The positive correlation in patients between stop-signal reaction time and right inferior parietal cortex activity replicates previous findings of a positive correlation between stop-signal reaction time and inferior parietal cortex activity in healthy subjects and inferior parietal cortex structure in OCD patients and their relatives (
10,
17). Our results further confirm the functional involvement of the inferior parietal cortex in response inhibition. The combination of both inferior parietal cortex hypoactivity in patients and a positive relationship of activity in the inferior parietal cortex with stop-signal reaction time in this group, however, seems counterintuitive, and its explanation is not straightforward. Possibly, increased parietal recruitment during stop-success trials in poor-performing patients reflects an up-regulation of the default mode network, as has been previously suggested (
17). Although the subthalamic nucleus is important for inhibition (
12) and its firing pattern seems dysfunctional in OCD patients (
44), we, like previous OCD inhibition researchers (
23–
26), did not find any group interactions in this region. Future studies should elucidate the exact roles of the inferior parietal cortex and inferior frontal gyrus in inhibitory control and their dysfunction in OCD, and they should replicate our findings.

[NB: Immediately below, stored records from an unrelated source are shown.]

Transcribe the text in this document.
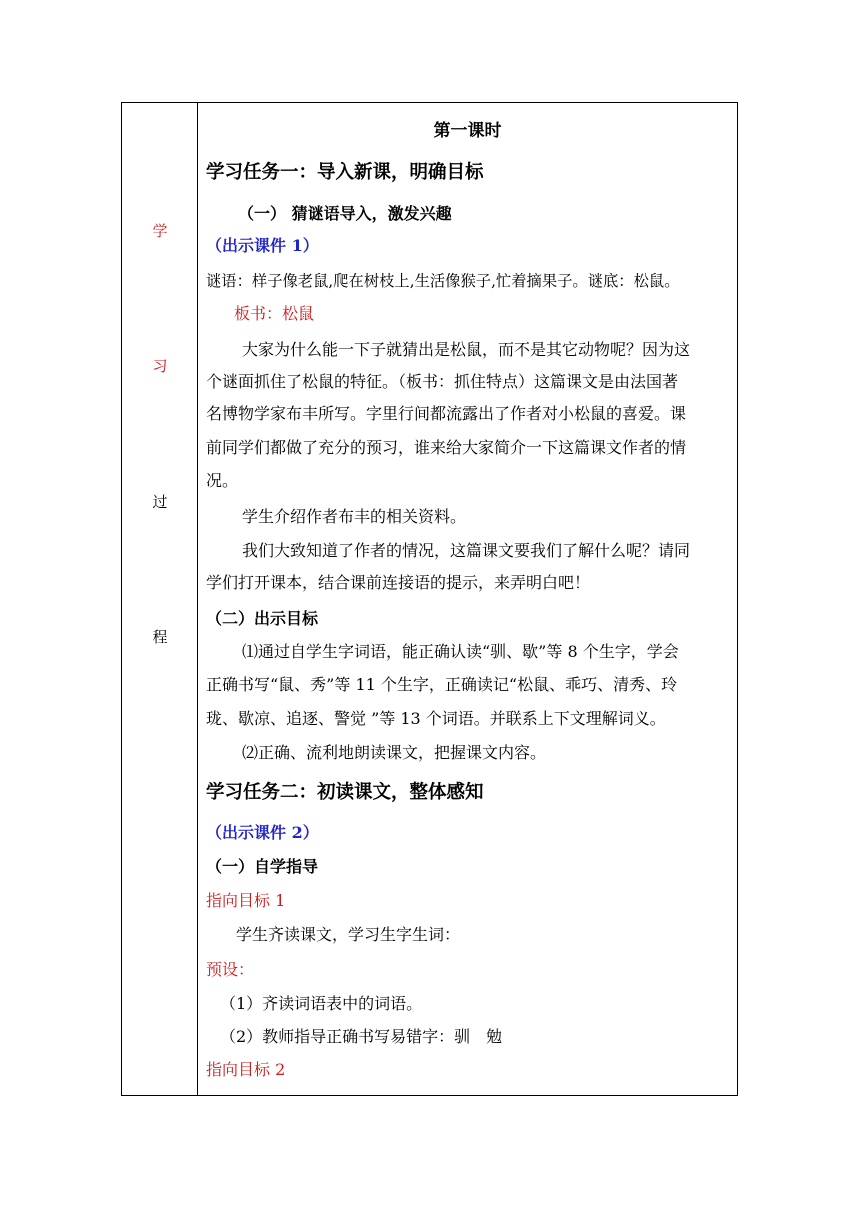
学
习
过
程
第一课时
学习任务一：导入新课，明确目标
（一） 猜谜语导入，激发兴趣
（出示课件 1）
谜语：样子像老鼠,爬在树枝上,生活像猴子,忙着摘果子。谜底：松鼠。
板书：松鼠
大家为什么能一下子就猜出是松鼠，而不是其它动物呢？因为这
个谜面抓住了松鼠的特征。（板书：抓住特点）这篇课文是由法国著
名博物学家布丰所写。字里行间都流露出了作者对小松鼠的喜爱。课
前同学们都做了充分的预习，谁来给大家简介一下这篇课文作者的情
况。
学生介绍作者布丰的相关资料。
我们大致知道了作者的情况，这篇课文要我们了解什么呢？请同
学们打开课本，结合课前连接语的提示，来弄明白吧！
（二）出示目标
⑴通过自学生字词语，能正确认读“驯、歇”等 8 个生字，学会
正确书写“鼠、秀”等 11 个生字，正确读记“松鼠、乖巧、清秀、玲
珑、歇凉、追逐、警觉 ”等 13 个词语。并联系上下文理解词义。
⑵正确、流利地朗读课文，把握课文内容。
学习任务二：初读课文，整体感知
（出示课件 2）
（一）自学指导
指向目标 1
学生齐读课文，学习生字生词：
预设：
（1）齐读词语表中的词语。
（2）教师指导正确书写易错字：驯　勉
指向目标 2
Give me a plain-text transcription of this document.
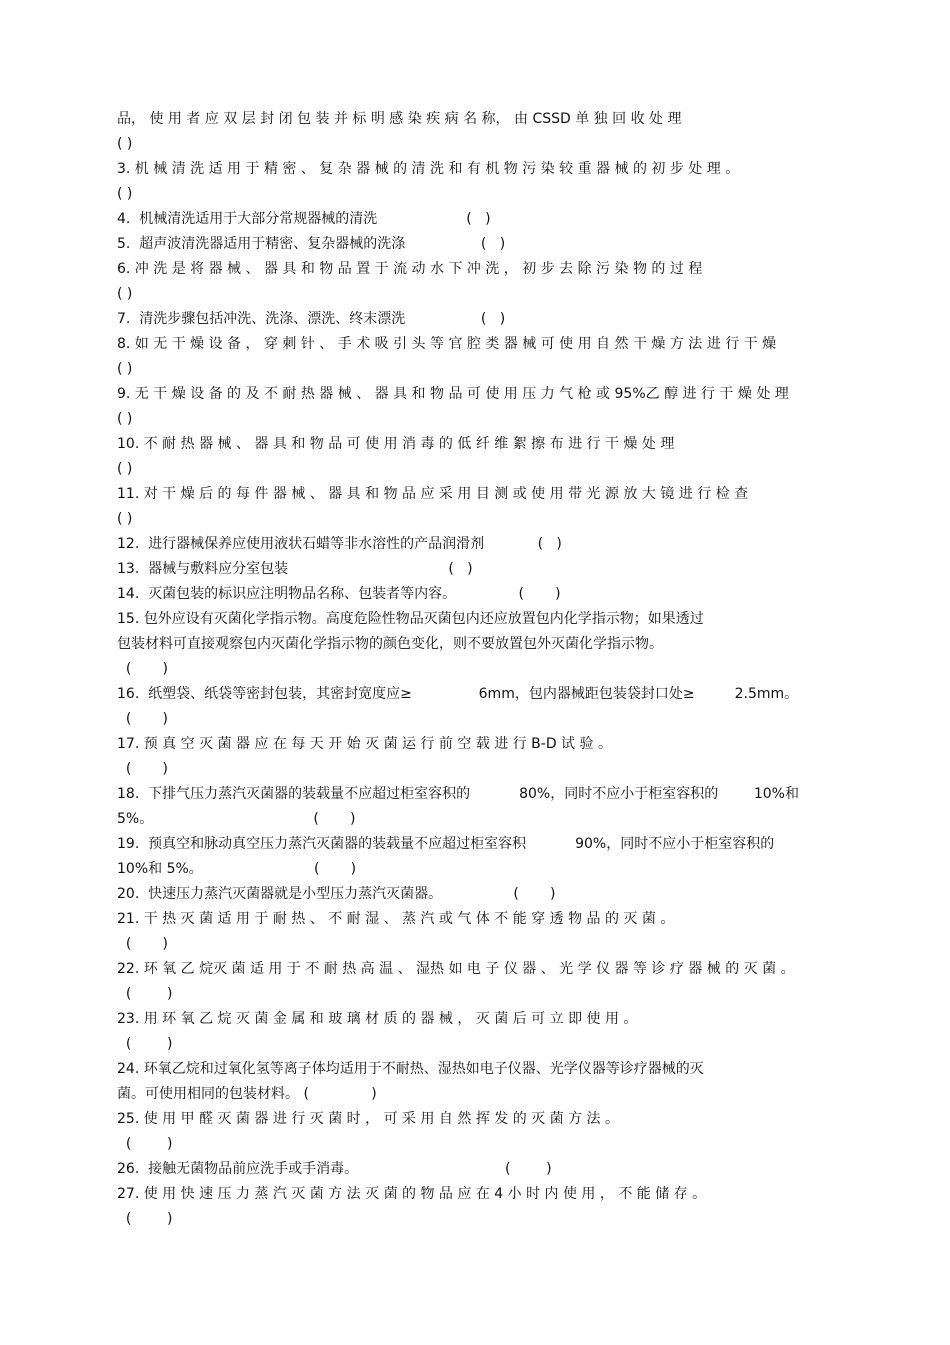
品， 使 用 者 应 双 层 封 闭 包 装 并 标 明 感 染 疾 病 名 称， 由 CSSD 单 独 回 收 处 理
( )
3. 机 械 清 洗 适 用 于 精 密 、 复 杂 器 械 的 清 洗 和 有 机 物 污 染 较 重 器 械 的 初 步 处 理 。
( )
4.  机械清洗适用于大部分常规器械的清洗                    (   )
5.  超声波清洗器适用于精密、复杂器械的洗涤                 (   )
6. 冲 洗 是 将 器 械 、 器 具 和 物 品 置 于 流 动 水 下 冲 洗 ， 初 步 去 除 污 染 物 的 过 程
( )
7.  清洗步骤包括冲洗、洗涤、漂洗、终末漂洗                 (   )
8. 如 无 干 燥 设 备 ， 穿 刺 针 、 手 术 吸 引 头 等 官 腔 类 器 械 可 使 用 自 然 干 燥 方 法 进 行 干 燥
( )
9. 无 干 燥 设 备 的 及 不 耐 热 器 械 、 器 具 和 物 品 可 使 用 压 力 气 枪 或 95%乙 醇 进 行 干 燥 处 理
( )
10. 不 耐 热 器 械 、 器 具 和 物 品 可 使 用 消 毒 的 低 纤 维 絮 擦 布 进 行 干 燥 处 理
( )
11. 对 干 燥 后 的 每 件 器 械 、 器 具 和 物 品 应 采 用 目 测 或 使 用 带 光 源 放 大 镜 进 行 检 查
( )
12.  进行器械保养应使用液状石蜡等非水溶性的产品润滑剂            (   )
13.  器械与敷料应分室包装                                    (   )
14.  灭菌包装的标识应注明物品名称、包装者等内容。              (       )
15. 包外应设有灭菌化学指示物。高度危险性物品灭菌包内还应放置包内化学指示物；如果透过
包装材料可直接观察包内灭菌化学指示物的颜色变化，则不要放置包外灭菌化学指示物。
(       )
16.  纸塑袋、纸袋等密封包装，其密封宽度应≥               6mm，包内器械距包装袋封口处≥         2.5mm。
(       )
17. 预 真 空 灭 菌 器 应 在 每 天 开 始 灭 菌 运 行 前 空 载 进 行 B-D 试 验 。
(       )
18.  下排气压力蒸汽灭菌器的装载量不应超过柜室容积的           80%，同时不应小于柜室容积的        10%和
5%。                                    (       )
19.  预真空和脉动真空压力蒸汽灭菌器的装载量不应超过柜室容积           90%，同时不应小于柜室容积的
10%和 5%。                         (       )
20.  快速压力蒸汽灭菌器就是小型压力蒸汽灭菌器。                (       )
21. 干 热 灭 菌 适 用 于 耐 热 、 不 耐 湿 、 蒸 汽 或 气 体 不 能 穿 透 物 品 的 灭 菌 。
(       )
22. 环 氧 乙 烷灭 菌 适 用 于 不 耐 热 高 温 、 湿热 如 电 子 仪 器 、 光 学 仪 器 等 诊 疗 器 械 的 灭 菌 。
(        )
23. 用 环 氧 乙 烷 灭 菌 金 属 和 玻 璃 材 质 的 器 械 ， 灭 菌 后 可 立 即 使 用 。
(        )
24. 环氧乙烷和过氧化氢等离子体均适用于不耐热、湿热如电子仪器、光学仪器等诊疗器械的灭
菌。可使用相同的包装材料。 (              )
25. 使 用 甲 醛 灭 菌 器 进 行 灭 菌 时 ， 可 采 用 自 然 挥 发 的 灭 菌 方 法 。
(        )
26.  接触无菌物品前应洗手或手消毒。                                 (        )
27. 使 用 快 速 压 力 蒸 汽 灭 菌 方 法 灭 菌 的 物 品 应 在 4 小 时 内 使 用 ， 不 能 储 存 。
(        )
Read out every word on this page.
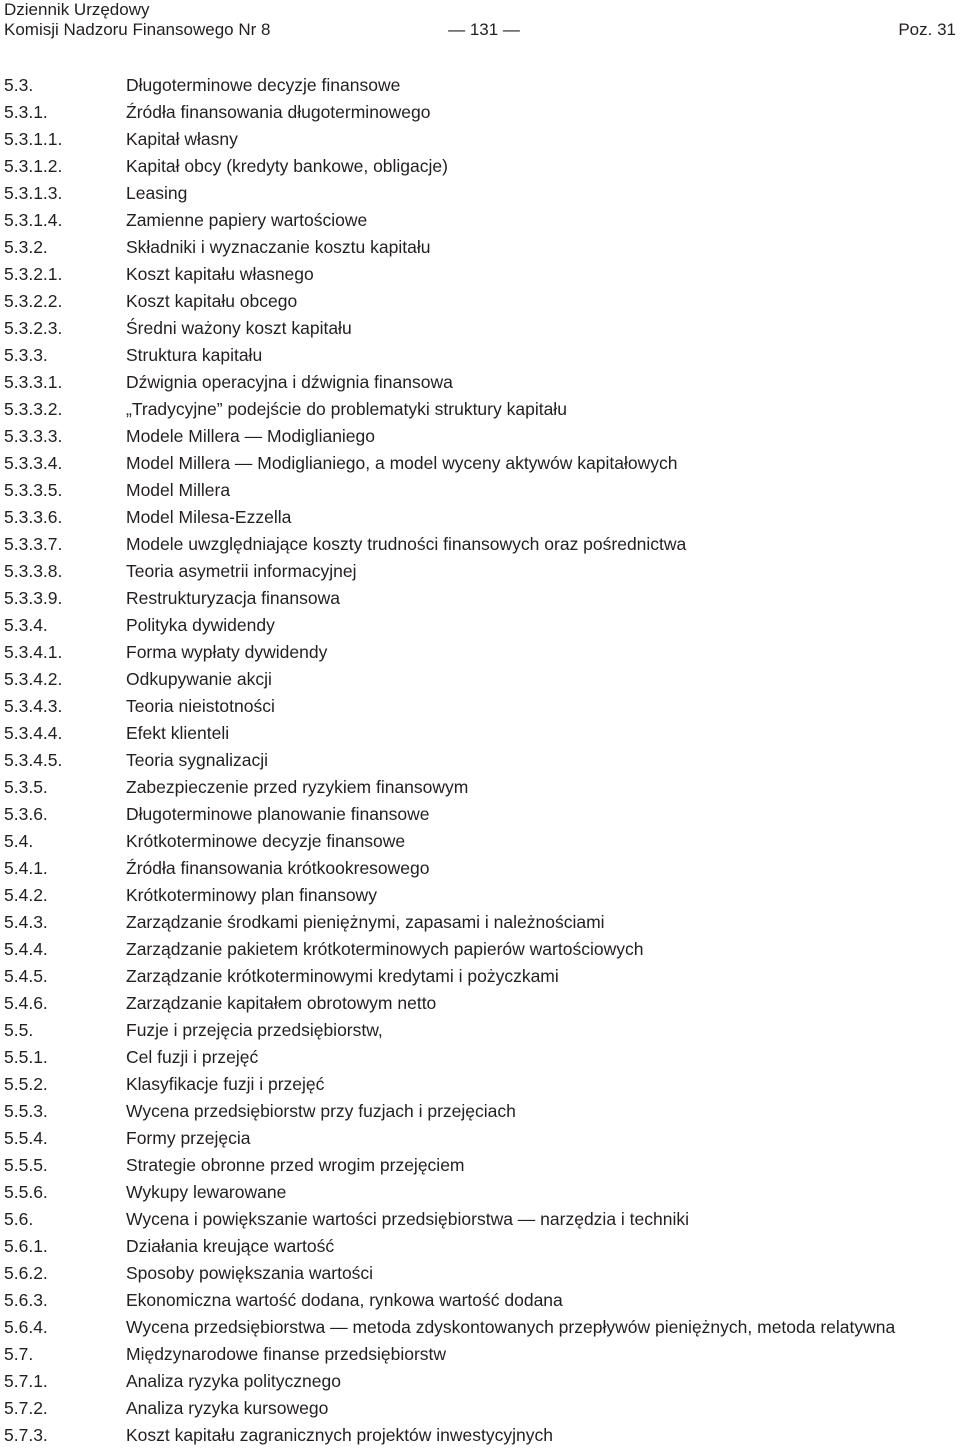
Dziennik Urzędowy
Komisji Nadzoru Finansowego Nr 8	— 131 —	Poz. 31
5.3.	Długoterminowe decyzje finansowe
5.3.1.	Źródła finansowania długoterminowego
5.3.1.1.	Kapitał własny
5.3.1.2.	Kapitał obcy (kredyty bankowe, obligacje)
5.3.1.3.	Leasing
5.3.1.4.	Zamienne papiery wartościowe
5.3.2.	Składniki i wyznaczanie kosztu kapitału
5.3.2.1.	Koszt kapitału własnego
5.3.2.2.	Koszt kapitału obcego
5.3.2.3.	Średni ważony koszt kapitału
5.3.3.	Struktura kapitału
5.3.3.1.	Dźwignia operacyjna i dźwignia finansowa
5.3.3.2.	„Tradycyjne” podejście do problematyki struktury kapitału
5.3.3.3.	Modele Millera — Modiglianiego
5.3.3.4.	Model Millera — Modiglianiego, a model wyceny aktywów kapitałowych
5.3.3.5.	Model Millera
5.3.3.6.	Model Milesa-Ezzella
5.3.3.7.	Modele uwzględniające koszty trudności finansowych oraz pośrednictwa
5.3.3.8.	Teoria asymetrii informacyjnej
5.3.3.9.	Restrukturyzacja finansowa
5.3.4.	Polityka dywidendy
5.3.4.1.	Forma wypłaty dywidendy
5.3.4.2.	Odkupywanie akcji
5.3.4.3.	Teoria nieistotności
5.3.4.4.	Efekt klienteli
5.3.4.5.	Teoria sygnalizacji
5.3.5.	Zabezpieczenie przed ryzykiem finansowym
5.3.6.	Długoterminowe planowanie finansowe
5.4.	Krótkoterminowe decyzje finansowe
5.4.1.	Źródła finansowania krótkookresowego
5.4.2.	Krótkoterminowy plan finansowy
5.4.3.	Zarządzanie środkami pieniężnymi, zapasami i należnościami
5.4.4.	Zarządzanie pakietem krótkoterminowych papierów wartościowych
5.4.5.	Zarządzanie krótkoterminowymi kredytami i pożyczkami
5.4.6.	Zarządzanie kapitałem obrotowym netto
5.5.	Fuzje i przejęcia przedsiębiorstw,
5.5.1.	Cel fuzji i przejęć
5.5.2.	Klasyfikacje fuzji i przejęć
5.5.3.	Wycena przedsiębiorstw przy fuzjach i przejęciach
5.5.4.	Formy przejęcia
5.5.5.	Strategie obronne przed wrogim przejęciem
5.5.6.	Wykupy lewarowane
5.6.	Wycena i powiększanie wartości przedsiębiorstwa — narzędzia i techniki
5.6.1.	Działania kreujące wartość
5.6.2.	Sposoby powiększania wartości
5.6.3.	Ekonomiczna wartość dodana, rynkowa wartość dodana
5.6.4.	Wycena przedsiębiorstwa — metoda zdyskontowanych przepływów pieniężnych, metoda relatywna
5.7.	Międzynarodowe finanse przedsiębiorstw
5.7.1.	Analiza ryzyka politycznego
5.7.2.	Analiza ryzyka kursowego
5.7.3.	Koszt kapitału zagranicznych projektów inwestycyjnych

A limitation of our study is that although gender ratios between the groups were not statistically different, six of the 17 patient-sibling pairs were discordant for gender. Recruiting siblings instead of other first-degree relatives, such as parents, has the benefit of including subjects within a similar age range. Age-dependent effects on response inhibition have been described, so age matching, which was achieved in this study, is important. Because we included gender as a covariate in the analyses, we expect that our group-interaction effects cannot be attributed to gender.
This is the first study to identify trait-dependent compensatory hyperactivity in the presupplementary motor area during response inhibition in both medication-free OCD patients and their unaffected siblings, possibly related to inefficiencies in neural processing within the presupplementary motor area itself. State-dependent effects on the recruitment of the right inferior parietal cortex and inferior frontal gyrus during inhibition might further contribute to the inhibition deficit in OCD. These results support the notion that impaired response inhibition is a candidate endophenotype of OCD and localize its associated neural correlate in the presupplementary motor area.